В «Волне» мы играем детей, и мне это несложно. Я сама могу все разобрать и разложить по полочкам, вести свою линию. Но недавно я вдруг поймала себя на мысли, что выросла из такого рода работы, что мне надо уже что-то другое, более сложное, чтобы я мучилась с ролью и не знала, как и про что ее играть. Так можно в себе что-то ломать и находить новое. Не знаю, как моя жизнь повернется…
– Недаром столько разговоров о служении в театре.
– Давно уже не живу тем, что театр – это что-то высшее. Я сюда иду работать. Здесь я создаю иллюзию для зрителей (так что можно сказать, что я – иллюзионист), но не могу всем угодить и понравиться. В РАМТе концепция «театр-дом» пока работает. У нас нет страшных интриг, артисты хорошо друг к другу относятся. Но я считаю, что дом – это место, где ты живешь, где твои родные люди. Для кого-то наоборот, но, мне кажется, это восприятие потихонечку уходит. Поколение моих родителей верило в прекрасное искусство, а мы сейчас работаем, потому что надо на что-то жить (хотя, естественно, любовь к искусству никто не отменяет). Если раньше актеры бросали детей на бабушек и бежали на сцену играть, то сегодня мы выбираем другую дорогу и иначе расставляем приоритеты. Время поменялось, мы должны успеть и то, и это. И репертуар наш огромный выхолащивает артистов. Да, мы все время должны быть заняты, но иногда надо останавливаться, выходить на какой-то остановке, выдыхать и тогда идти дальше. Быть белкой в колесе очень выматывает.

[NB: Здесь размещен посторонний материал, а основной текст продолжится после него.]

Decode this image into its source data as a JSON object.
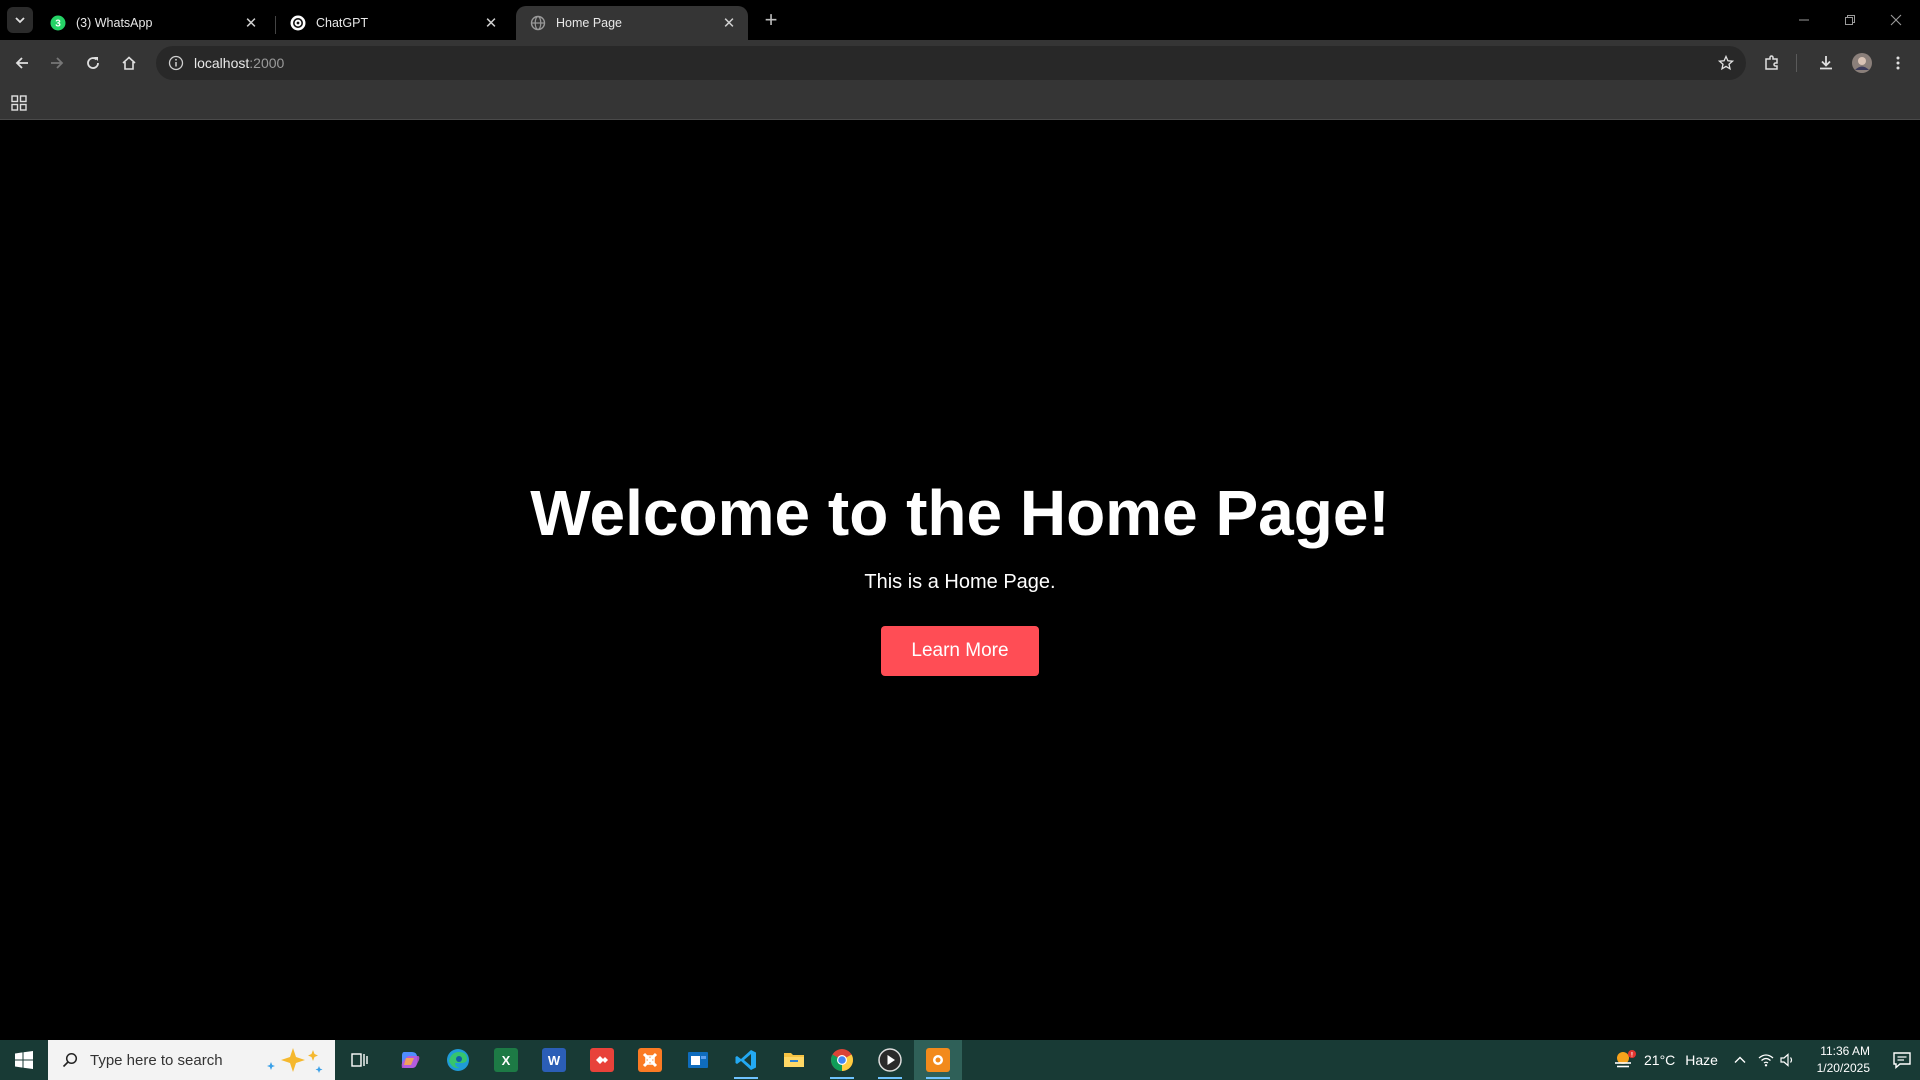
{
  "browser": {
    "tabs": [
      {
        "title": "(3) WhatsApp",
        "favicon": "whatsapp-icon",
        "badge": "3"
      },
      {
        "title": "ChatGPT",
        "favicon": "chatgpt-icon"
      },
      {
        "title": "Home Page",
        "favicon": "globe-icon",
        "active": true
      }
    ],
    "address": {
      "host": "localhost",
      "port": ":2000"
    }
  },
  "page": {
    "heading": "Welcome to the Home Page!",
    "subtitle": "This is a Home Page.",
    "button_label": "Learn More",
    "button_color": "#ff4d55",
    "background": "#000000"
  },
  "taskbar": {
    "search_placeholder": "Type here to search",
    "apps": [
      "task-view-icon",
      "copilot-icon",
      "edge-icon",
      "excel-icon",
      "word-icon",
      "anydesk-icon",
      "xampp-icon",
      "outlook-icon",
      "vscode-icon",
      "file-explorer-icon",
      "chrome-icon",
      "media-player-icon",
      "app-icon"
    ],
    "weather": {
      "temp": "21°C",
      "condition": "Haze"
    },
    "clock": {
      "time": "11:36 AM",
      "date": "1/20/2025"
    }
  }
}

– Наверное, тогда на помощь приходят увлечения?
– У меня есть увлечения, и они необязательно связаны с профессией – люблю и отдыхать от нее. Например, я фотографирую. Мне это нравится (иногда даже больше, чем моя основная деятельность). Также я люблю ничего не делать, но при этом не могу сидеть без дела. Нет во мне в этом смысле баланса! Я либо бездельничаю, либо вообще не сижу на месте. Я нашла прекрасный способ как-то это совместить: навести порядок дома. Ты ведь не только в квартире убираешься, но и у себя внутри. Так что всем советую. Когда уходит пыль – с мебели и души, – на свете жить легче.